Don’t get your hopes up for better video poker paytables: Caesars Entertainment isn’t really parting with any assets. The sale in question involves the transfer of assets from one Caesars subsidiary to another. The Cromwell and Bally’s, along with Harrah’s New Orleans and The Quad (formerly Imperial Palace) are being spun off from Caesars Entertainment Operating Co. to Caesars Growth Partners, itself a publicly traded spinoff of Caesars Entertainment. The operating company (Big Caesars, if you will) gets at least $1.8 billion in much-needed cash from Caesars Growth Partners (which, for the purposes of this answer, we'll refer to as Little Caesars, at the risk of causing any unwanted confusion with the long-defunct diminutive Strip property or the pizza chain), while the latter improves its asset portfolio. It also assumes $185 million of Big Caesars’ debt and $223 million in property improvements. The parent company has said it will use some of the sale proceeds – maybe – to help retire its $21 billion debt.
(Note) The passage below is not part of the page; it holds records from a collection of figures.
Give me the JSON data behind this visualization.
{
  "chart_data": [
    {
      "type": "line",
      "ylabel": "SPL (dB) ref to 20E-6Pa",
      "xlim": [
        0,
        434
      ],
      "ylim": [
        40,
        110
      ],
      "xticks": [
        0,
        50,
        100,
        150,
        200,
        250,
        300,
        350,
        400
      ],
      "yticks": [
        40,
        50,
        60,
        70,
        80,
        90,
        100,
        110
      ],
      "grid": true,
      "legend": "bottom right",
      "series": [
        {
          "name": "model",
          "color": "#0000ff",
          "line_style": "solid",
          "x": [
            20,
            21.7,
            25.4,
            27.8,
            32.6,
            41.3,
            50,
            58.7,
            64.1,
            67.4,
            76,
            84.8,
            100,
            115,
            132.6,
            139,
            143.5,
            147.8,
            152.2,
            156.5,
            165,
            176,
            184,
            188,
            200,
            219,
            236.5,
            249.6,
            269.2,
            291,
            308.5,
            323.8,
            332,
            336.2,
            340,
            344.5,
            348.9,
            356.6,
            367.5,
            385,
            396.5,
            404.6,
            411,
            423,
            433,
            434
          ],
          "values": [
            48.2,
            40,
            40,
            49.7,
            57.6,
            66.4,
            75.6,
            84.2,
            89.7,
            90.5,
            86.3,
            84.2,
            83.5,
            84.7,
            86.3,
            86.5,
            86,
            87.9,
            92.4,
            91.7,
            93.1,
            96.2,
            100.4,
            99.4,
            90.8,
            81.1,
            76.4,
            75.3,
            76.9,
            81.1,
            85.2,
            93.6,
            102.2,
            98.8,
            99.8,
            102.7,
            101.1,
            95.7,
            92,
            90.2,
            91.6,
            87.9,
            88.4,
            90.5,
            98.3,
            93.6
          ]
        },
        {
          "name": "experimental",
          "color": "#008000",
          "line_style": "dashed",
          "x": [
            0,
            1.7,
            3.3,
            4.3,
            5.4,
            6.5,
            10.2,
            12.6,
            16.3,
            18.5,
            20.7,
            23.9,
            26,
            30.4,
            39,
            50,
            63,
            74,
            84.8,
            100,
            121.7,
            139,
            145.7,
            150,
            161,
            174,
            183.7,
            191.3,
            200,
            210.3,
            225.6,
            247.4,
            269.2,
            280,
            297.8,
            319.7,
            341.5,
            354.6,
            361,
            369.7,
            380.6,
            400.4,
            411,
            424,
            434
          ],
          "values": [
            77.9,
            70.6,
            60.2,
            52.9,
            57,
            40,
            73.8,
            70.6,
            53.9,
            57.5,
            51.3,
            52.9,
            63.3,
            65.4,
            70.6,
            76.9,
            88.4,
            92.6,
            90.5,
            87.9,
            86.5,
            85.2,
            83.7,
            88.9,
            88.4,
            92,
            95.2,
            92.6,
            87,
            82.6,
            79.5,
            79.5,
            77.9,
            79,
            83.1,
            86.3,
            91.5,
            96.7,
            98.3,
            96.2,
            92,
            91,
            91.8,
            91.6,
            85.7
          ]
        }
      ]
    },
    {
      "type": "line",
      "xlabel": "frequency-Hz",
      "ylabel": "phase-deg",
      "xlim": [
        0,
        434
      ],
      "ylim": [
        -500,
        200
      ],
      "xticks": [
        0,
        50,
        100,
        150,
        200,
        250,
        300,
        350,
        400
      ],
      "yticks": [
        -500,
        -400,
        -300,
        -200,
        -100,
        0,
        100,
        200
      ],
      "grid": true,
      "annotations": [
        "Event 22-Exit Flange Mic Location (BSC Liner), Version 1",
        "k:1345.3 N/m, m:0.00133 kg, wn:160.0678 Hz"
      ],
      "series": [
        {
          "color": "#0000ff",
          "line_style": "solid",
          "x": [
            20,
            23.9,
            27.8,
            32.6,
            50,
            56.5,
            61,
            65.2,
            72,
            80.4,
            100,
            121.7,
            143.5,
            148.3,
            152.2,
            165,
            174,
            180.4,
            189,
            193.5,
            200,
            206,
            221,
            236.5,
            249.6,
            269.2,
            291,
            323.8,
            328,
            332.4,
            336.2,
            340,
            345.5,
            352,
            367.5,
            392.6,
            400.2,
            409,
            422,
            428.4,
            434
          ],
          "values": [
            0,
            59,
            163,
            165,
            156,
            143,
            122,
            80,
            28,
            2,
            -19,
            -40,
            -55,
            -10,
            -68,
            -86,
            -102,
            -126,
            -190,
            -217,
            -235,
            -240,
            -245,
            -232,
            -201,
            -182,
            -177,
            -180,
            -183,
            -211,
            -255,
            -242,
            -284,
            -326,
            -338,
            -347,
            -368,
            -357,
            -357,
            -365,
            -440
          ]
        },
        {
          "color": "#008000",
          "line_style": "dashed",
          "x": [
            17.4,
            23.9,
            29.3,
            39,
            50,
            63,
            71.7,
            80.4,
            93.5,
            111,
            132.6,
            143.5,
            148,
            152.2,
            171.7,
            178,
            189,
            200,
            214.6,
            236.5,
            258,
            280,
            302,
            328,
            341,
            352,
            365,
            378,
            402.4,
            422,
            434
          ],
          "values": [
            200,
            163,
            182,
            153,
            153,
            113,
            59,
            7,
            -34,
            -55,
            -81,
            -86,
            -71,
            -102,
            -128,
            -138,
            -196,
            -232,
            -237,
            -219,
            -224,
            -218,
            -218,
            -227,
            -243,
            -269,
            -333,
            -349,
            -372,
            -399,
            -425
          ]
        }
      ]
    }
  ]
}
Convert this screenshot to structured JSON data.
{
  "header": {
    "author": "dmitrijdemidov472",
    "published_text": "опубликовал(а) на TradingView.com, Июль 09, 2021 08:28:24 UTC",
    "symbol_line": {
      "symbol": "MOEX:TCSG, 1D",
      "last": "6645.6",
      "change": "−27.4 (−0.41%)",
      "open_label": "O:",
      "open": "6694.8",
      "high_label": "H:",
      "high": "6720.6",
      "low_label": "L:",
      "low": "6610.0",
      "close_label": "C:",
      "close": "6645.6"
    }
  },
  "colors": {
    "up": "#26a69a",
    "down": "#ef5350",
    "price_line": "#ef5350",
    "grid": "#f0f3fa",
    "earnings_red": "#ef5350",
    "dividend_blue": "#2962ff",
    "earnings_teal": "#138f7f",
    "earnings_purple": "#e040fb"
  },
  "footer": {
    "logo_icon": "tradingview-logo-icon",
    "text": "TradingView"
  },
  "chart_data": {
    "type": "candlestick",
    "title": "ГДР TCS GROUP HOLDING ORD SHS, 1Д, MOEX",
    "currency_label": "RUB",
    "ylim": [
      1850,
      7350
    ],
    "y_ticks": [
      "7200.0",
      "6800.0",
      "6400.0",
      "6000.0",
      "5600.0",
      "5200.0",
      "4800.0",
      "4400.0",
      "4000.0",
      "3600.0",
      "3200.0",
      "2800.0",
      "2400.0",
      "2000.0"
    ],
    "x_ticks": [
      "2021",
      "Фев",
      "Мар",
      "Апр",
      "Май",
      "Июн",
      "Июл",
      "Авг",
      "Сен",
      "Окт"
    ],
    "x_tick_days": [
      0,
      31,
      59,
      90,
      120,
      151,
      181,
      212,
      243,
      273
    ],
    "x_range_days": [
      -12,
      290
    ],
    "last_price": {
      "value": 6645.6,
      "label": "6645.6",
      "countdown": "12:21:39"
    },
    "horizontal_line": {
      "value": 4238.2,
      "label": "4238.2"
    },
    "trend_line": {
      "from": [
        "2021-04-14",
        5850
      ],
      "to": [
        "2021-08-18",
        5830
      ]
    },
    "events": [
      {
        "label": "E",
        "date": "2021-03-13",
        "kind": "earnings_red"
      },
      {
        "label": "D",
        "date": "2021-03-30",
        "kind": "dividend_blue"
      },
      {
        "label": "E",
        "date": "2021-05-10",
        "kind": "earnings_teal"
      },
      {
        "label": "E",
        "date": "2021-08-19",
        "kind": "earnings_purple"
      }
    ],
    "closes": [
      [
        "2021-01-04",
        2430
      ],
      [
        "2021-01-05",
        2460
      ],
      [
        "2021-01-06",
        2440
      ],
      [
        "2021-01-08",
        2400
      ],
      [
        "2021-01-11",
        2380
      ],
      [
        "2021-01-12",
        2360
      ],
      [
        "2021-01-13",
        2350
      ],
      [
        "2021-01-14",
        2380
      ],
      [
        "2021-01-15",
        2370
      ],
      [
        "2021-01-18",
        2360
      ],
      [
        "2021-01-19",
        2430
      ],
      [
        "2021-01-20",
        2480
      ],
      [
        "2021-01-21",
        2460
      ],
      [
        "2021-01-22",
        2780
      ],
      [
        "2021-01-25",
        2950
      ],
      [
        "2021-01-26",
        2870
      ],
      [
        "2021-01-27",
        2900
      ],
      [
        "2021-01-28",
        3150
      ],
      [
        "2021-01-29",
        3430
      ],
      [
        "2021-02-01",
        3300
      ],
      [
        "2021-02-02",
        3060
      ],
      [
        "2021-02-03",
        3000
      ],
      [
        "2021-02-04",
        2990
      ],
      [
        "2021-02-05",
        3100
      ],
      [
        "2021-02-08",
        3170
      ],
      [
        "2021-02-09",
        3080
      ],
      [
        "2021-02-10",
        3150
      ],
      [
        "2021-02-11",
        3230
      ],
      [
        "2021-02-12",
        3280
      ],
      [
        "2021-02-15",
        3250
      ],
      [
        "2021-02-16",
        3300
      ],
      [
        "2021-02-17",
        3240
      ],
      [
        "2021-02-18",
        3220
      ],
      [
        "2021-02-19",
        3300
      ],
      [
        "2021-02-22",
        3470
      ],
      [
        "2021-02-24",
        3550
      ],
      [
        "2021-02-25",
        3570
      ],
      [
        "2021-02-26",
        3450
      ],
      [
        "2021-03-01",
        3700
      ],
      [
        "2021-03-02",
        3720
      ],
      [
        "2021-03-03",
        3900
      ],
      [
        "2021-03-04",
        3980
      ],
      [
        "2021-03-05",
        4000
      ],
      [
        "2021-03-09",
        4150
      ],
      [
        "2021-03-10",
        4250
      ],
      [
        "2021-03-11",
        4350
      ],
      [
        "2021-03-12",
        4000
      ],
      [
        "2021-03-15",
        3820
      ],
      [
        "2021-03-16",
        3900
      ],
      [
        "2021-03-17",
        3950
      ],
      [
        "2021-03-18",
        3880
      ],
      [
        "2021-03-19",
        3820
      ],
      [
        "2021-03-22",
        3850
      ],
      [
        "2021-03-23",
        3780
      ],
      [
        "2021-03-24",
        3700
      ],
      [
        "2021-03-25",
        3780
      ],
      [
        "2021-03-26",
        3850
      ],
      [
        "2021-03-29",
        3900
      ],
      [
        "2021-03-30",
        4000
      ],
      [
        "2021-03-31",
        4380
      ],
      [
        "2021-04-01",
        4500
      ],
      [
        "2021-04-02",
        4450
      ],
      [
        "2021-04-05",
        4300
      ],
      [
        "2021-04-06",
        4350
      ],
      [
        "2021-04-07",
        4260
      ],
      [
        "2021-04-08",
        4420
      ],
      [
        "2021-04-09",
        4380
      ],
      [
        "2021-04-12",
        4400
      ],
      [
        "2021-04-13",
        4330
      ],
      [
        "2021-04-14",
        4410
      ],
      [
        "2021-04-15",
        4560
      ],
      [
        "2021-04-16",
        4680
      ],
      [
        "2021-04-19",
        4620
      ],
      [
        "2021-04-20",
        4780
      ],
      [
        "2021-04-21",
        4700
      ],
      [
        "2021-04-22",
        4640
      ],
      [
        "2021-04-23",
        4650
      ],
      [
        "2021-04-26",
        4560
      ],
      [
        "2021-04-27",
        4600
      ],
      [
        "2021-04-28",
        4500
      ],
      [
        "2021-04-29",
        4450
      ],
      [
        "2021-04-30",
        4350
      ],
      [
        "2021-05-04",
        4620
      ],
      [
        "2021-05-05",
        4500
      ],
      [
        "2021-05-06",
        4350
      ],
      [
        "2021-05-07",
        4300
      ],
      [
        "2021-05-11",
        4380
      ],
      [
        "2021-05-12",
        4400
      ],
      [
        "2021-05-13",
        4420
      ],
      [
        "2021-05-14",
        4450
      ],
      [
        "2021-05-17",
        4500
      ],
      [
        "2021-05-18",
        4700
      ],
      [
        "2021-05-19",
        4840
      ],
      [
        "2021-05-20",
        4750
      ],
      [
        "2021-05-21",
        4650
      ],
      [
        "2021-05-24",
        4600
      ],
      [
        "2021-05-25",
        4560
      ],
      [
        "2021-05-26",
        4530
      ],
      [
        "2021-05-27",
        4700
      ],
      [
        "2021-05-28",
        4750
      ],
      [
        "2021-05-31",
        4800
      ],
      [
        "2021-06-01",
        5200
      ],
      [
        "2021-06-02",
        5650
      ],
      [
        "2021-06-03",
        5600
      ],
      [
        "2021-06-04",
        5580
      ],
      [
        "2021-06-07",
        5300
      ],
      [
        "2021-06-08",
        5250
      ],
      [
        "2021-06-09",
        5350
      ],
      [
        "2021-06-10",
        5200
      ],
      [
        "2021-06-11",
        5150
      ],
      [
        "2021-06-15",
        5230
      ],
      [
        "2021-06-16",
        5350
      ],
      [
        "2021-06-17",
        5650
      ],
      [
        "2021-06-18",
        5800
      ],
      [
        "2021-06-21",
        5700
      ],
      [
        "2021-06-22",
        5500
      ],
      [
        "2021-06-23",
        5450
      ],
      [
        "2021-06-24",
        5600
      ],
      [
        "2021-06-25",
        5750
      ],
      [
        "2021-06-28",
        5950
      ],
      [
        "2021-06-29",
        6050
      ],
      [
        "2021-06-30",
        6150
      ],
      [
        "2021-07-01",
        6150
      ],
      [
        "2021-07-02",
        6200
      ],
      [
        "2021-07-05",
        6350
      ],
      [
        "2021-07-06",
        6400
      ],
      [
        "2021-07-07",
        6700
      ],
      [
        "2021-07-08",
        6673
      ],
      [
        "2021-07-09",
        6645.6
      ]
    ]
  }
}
Big Caesars will continue to manage Little Caesars' assets (which also include Planet Hollywood and its online division, which includes the WSOP brand) and pay itself a management fee. Less encumbered with debt than Papa, Little Caesars will also have an easier time borrowing money to pay for construction costs at the properties now under its banner, none of which can be sold for five years. It also has $3.2 billion in cash on hand.
It’s actually even more complicated than that, however. For instance, via an increasingly complicated series of contingencies, Big Caesars can buy up Little Caesars after another two years. Four to seven-and-a-half years out, Little Caesars is available on the open market, after which the assets revert to the parent company.
Confusing? It certainly is although unsurprisingly so, considering all the moving parts of the transaction. The bottom line for players is that The Cromwell and Bally’s aren’t going anywhere and your Total Rewards points are as good as ever at those properties. You could say the properties were sold in name only and not be too far from the truth. But we can’t promise you a better game of video poker at either one.